9:52 pm, March 24, 2005
When Arthur Miller died, I noticed that his biography, Timebends, was cited a lot in the New York Times feature on his life. I ordered it from Amazon, and have just started reading it. This little excerpt about his grandfather's last act of diligent self-protection is really funny:
His death, while not quite exemplary, has always thrown a certain poetic light on his nature. In his late eighties, believing he was close to his end, he one morning summoned his little wife to his bedside and told her to bring the young rabbi. And indeed he looked to her as he had never looked in their seventy years together. As soon as she could, she brought the rabbi, apparently a new one to the 114th Street synagogue, who sat with the old man and accompanied him in prayers until he fell asleep, whereupon the rabbi left. Hours passed while my distraught greatgrandmother summoned her children to the Harlem apartment two stories up in a brownstone. The old man slept and slept. The doctor who was brought in examined him without waking him and could only confirm what everybody knew, that like everybody else, but sooner than most, he was on his way to Abraham's bosom. The doctor left, and so did the children, who all had their lives to attend to. As the sun was setting, the old man awoke. His wife asked him how he felt, and he lay there trying to understand, apparently, why his head seemed lower than it had before. He slowly turned on his side, massive fellow that he still was, felt under his pillow and felt again, sat up and lifted the pillow and the bedclothes, and finally faced his uncomprehending wife, asking, ”Who took them?“
Following custom in those roughriding years, Great-grandfather kept much of his assets in the form of diamonds, which took less space than cash and were easier to hide. He was apparently in that large minority who did not consider any financial institution a hundred percent honest or safe, along with W. C. Fields, another turn-of-the-century man who made no bones about his cold-eyed view in many a quip and script motif, as well as in his near paranoid distribution of his own money in an enormous number of banks across the country, against the inevitable day when some of them would abscond or plead a fake bankruptcy.

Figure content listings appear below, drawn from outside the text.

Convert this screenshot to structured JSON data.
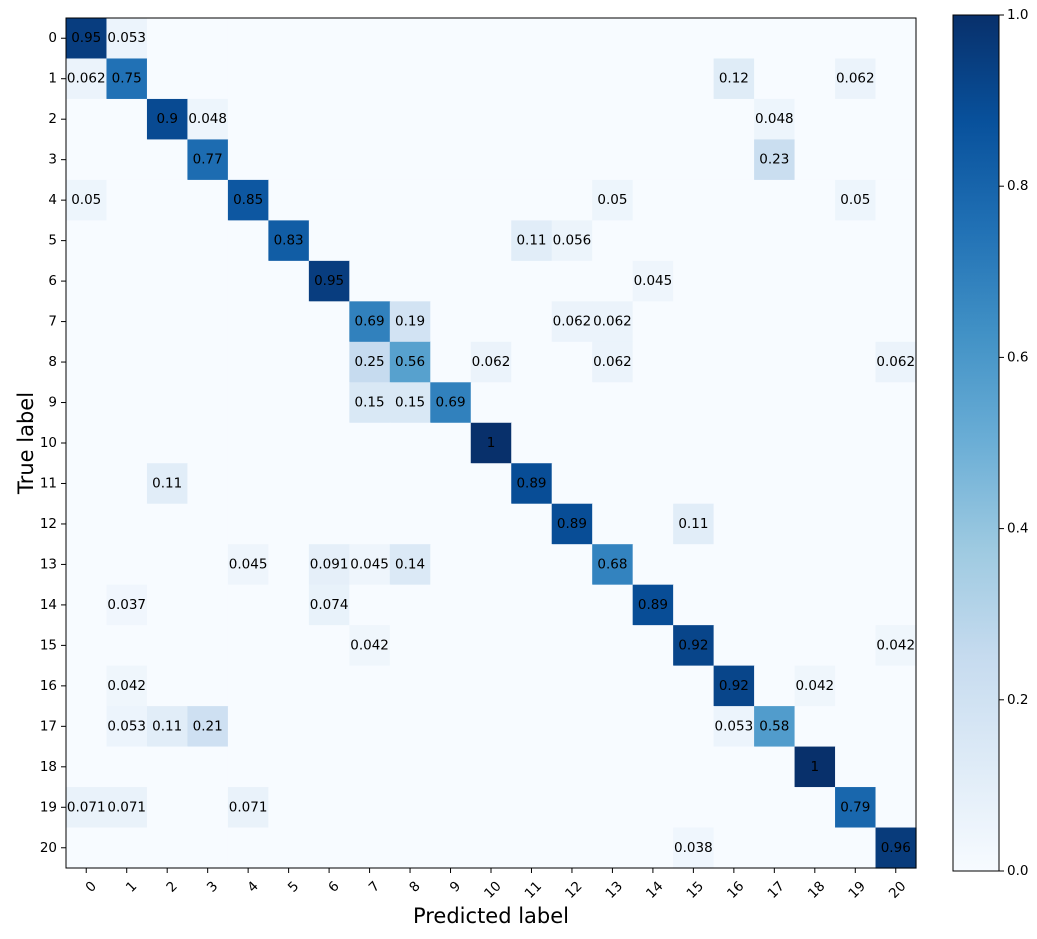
{
  "chart_data": {
    "type": "heatmap",
    "title": "",
    "xlabel": "Predicted label",
    "ylabel": "True label",
    "x_tick_labels": [
      "0",
      "1",
      "2",
      "3",
      "4",
      "5",
      "6",
      "7",
      "8",
      "9",
      "10",
      "11",
      "12",
      "13",
      "14",
      "15",
      "16",
      "17",
      "18",
      "19",
      "20"
    ],
    "y_tick_labels": [
      "0",
      "1",
      "2",
      "3",
      "4",
      "5",
      "6",
      "7",
      "8",
      "9",
      "10",
      "11",
      "12",
      "13",
      "14",
      "15",
      "16",
      "17",
      "18",
      "19",
      "20"
    ],
    "colormap": "Blues",
    "colorbar": {
      "range": [
        0.0,
        1.0
      ],
      "tick_values": [
        0.0,
        0.2,
        0.4,
        0.6,
        0.8,
        1.0
      ],
      "tick_labels": [
        "0.0",
        "0.2",
        "0.4",
        "0.6",
        "0.8",
        "1.0"
      ]
    },
    "cells": [
      {
        "row": 0,
        "col": 0,
        "value": 0.95,
        "label": "0.95"
      },
      {
        "row": 0,
        "col": 1,
        "value": 0.053,
        "label": "0.053"
      },
      {
        "row": 1,
        "col": 0,
        "value": 0.062,
        "label": "0.062"
      },
      {
        "row": 1,
        "col": 1,
        "value": 0.75,
        "label": "0.75"
      },
      {
        "row": 1,
        "col": 16,
        "value": 0.12,
        "label": "0.12"
      },
      {
        "row": 1,
        "col": 19,
        "value": 0.062,
        "label": "0.062"
      },
      {
        "row": 2,
        "col": 2,
        "value": 0.9,
        "label": "0.9"
      },
      {
        "row": 2,
        "col": 3,
        "value": 0.048,
        "label": "0.048"
      },
      {
        "row": 2,
        "col": 17,
        "value": 0.048,
        "label": "0.048"
      },
      {
        "row": 3,
        "col": 3,
        "value": 0.77,
        "label": "0.77"
      },
      {
        "row": 3,
        "col": 17,
        "value": 0.23,
        "label": "0.23"
      },
      {
        "row": 4,
        "col": 0,
        "value": 0.05,
        "label": "0.05"
      },
      {
        "row": 4,
        "col": 4,
        "value": 0.85,
        "label": "0.85"
      },
      {
        "row": 4,
        "col": 13,
        "value": 0.05,
        "label": "0.05"
      },
      {
        "row": 4,
        "col": 19,
        "value": 0.05,
        "label": "0.05"
      },
      {
        "row": 5,
        "col": 5,
        "value": 0.83,
        "label": "0.83"
      },
      {
        "row": 5,
        "col": 11,
        "value": 0.11,
        "label": "0.11"
      },
      {
        "row": 5,
        "col": 12,
        "value": 0.056,
        "label": "0.056"
      },
      {
        "row": 6,
        "col": 6,
        "value": 0.95,
        "label": "0.95"
      },
      {
        "row": 6,
        "col": 14,
        "value": 0.045,
        "label": "0.045"
      },
      {
        "row": 7,
        "col": 7,
        "value": 0.69,
        "label": "0.69"
      },
      {
        "row": 7,
        "col": 8,
        "value": 0.19,
        "label": "0.19"
      },
      {
        "row": 7,
        "col": 12,
        "value": 0.062,
        "label": "0.062"
      },
      {
        "row": 7,
        "col": 13,
        "value": 0.062,
        "label": "0.062"
      },
      {
        "row": 8,
        "col": 7,
        "value": 0.25,
        "label": "0.25"
      },
      {
        "row": 8,
        "col": 8,
        "value": 0.56,
        "label": "0.56"
      },
      {
        "row": 8,
        "col": 10,
        "value": 0.062,
        "label": "0.062"
      },
      {
        "row": 8,
        "col": 13,
        "value": 0.062,
        "label": "0.062"
      },
      {
        "row": 8,
        "col": 20,
        "value": 0.062,
        "label": "0.062"
      },
      {
        "row": 9,
        "col": 7,
        "value": 0.15,
        "label": "0.15"
      },
      {
        "row": 9,
        "col": 8,
        "value": 0.15,
        "label": "0.15"
      },
      {
        "row": 9,
        "col": 9,
        "value": 0.69,
        "label": "0.69"
      },
      {
        "row": 10,
        "col": 10,
        "value": 1.0,
        "label": "1"
      },
      {
        "row": 11,
        "col": 2,
        "value": 0.11,
        "label": "0.11"
      },
      {
        "row": 11,
        "col": 11,
        "value": 0.89,
        "label": "0.89"
      },
      {
        "row": 12,
        "col": 12,
        "value": 0.89,
        "label": "0.89"
      },
      {
        "row": 12,
        "col": 15,
        "value": 0.11,
        "label": "0.11"
      },
      {
        "row": 13,
        "col": 4,
        "value": 0.045,
        "label": "0.045"
      },
      {
        "row": 13,
        "col": 6,
        "value": 0.091,
        "label": "0.091"
      },
      {
        "row": 13,
        "col": 7,
        "value": 0.045,
        "label": "0.045"
      },
      {
        "row": 13,
        "col": 8,
        "value": 0.14,
        "label": "0.14"
      },
      {
        "row": 13,
        "col": 13,
        "value": 0.68,
        "label": "0.68"
      },
      {
        "row": 14,
        "col": 1,
        "value": 0.037,
        "label": "0.037"
      },
      {
        "row": 14,
        "col": 6,
        "value": 0.074,
        "label": "0.074"
      },
      {
        "row": 14,
        "col": 14,
        "value": 0.89,
        "label": "0.89"
      },
      {
        "row": 15,
        "col": 7,
        "value": 0.042,
        "label": "0.042"
      },
      {
        "row": 15,
        "col": 15,
        "value": 0.92,
        "label": "0.92"
      },
      {
        "row": 15,
        "col": 20,
        "value": 0.042,
        "label": "0.042"
      },
      {
        "row": 16,
        "col": 1,
        "value": 0.042,
        "label": "0.042"
      },
      {
        "row": 16,
        "col": 16,
        "value": 0.92,
        "label": "0.92"
      },
      {
        "row": 16,
        "col": 18,
        "value": 0.042,
        "label": "0.042"
      },
      {
        "row": 17,
        "col": 1,
        "value": 0.053,
        "label": "0.053"
      },
      {
        "row": 17,
        "col": 2,
        "value": 0.11,
        "label": "0.11"
      },
      {
        "row": 17,
        "col": 3,
        "value": 0.21,
        "label": "0.21"
      },
      {
        "row": 17,
        "col": 16,
        "value": 0.053,
        "label": "0.053"
      },
      {
        "row": 17,
        "col": 17,
        "value": 0.58,
        "label": "0.58"
      },
      {
        "row": 18,
        "col": 18,
        "value": 1.0,
        "label": "1"
      },
      {
        "row": 19,
        "col": 0,
        "value": 0.071,
        "label": "0.071"
      },
      {
        "row": 19,
        "col": 1,
        "value": 0.071,
        "label": "0.071"
      },
      {
        "row": 19,
        "col": 4,
        "value": 0.071,
        "label": "0.071"
      },
      {
        "row": 19,
        "col": 19,
        "value": 0.79,
        "label": "0.79"
      },
      {
        "row": 20,
        "col": 15,
        "value": 0.038,
        "label": "0.038"
      },
      {
        "row": 20,
        "col": 20,
        "value": 0.96,
        "label": "0.96"
      }
    ]
  }
}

In point of fact, just at the time Great-grandpa was reaching under his pillow for his life's savings, colorful or absurd as it may seem, Richard Whitney, head of the New York Stock Exchange and widely esteemed leader of the financial community, was quietly stealing enough to earn him a sentence in Sing Sing-he would not lack for colleagues thereonce the Great Crash had confirmed the suspicions of my greatgrandfather and Fields and exploded the illusions of the trusting majority.
Ill as he was, Great-grandpa definitely remembered stashing his whole little fortune under his pillow and now demanded to know who had been to visit him. His trembling wife reeled off the list, plus, of course, the new rabbi. Commanding her, despite her protests, to help him dress, he took his oak walking stick and, refusing her touch on his elbow, plodded up Madison Avenue from 112th to 114th and into the synagogue, where he found the rabbi seated at a table writing. He said to the rabbi that he would like to have his jewelry back. The rabbi looked up and with a blank expression repeated, ”Your jewelry?" With which the old man raised his stick and brought it down on the rabbi's neck before the poor man could dodge out of the way. Bedlam. But new life had sprung into the old man's sinews as he pursued the rabbi around the room with people trying to grab his flailing rod of righteousness. At last the rabbi faced him, both of them gasping for breath, and with hands raised he backed to the coat draped over his chair, reached into a pocket, and produced a knotted linen cloth. The old man unknotted it with his bent fingers and after a glancing count stuffed it into his own coat and walked out. He got home but barely made it back upstairs through the narrow brown-painted hallway and into his bed. The news had flown, and my mother and her father and a whole troop of heirs quickly assembled and watched as from his pillow he distributed his life among them, then sighed and closed his eyes, never to wake again.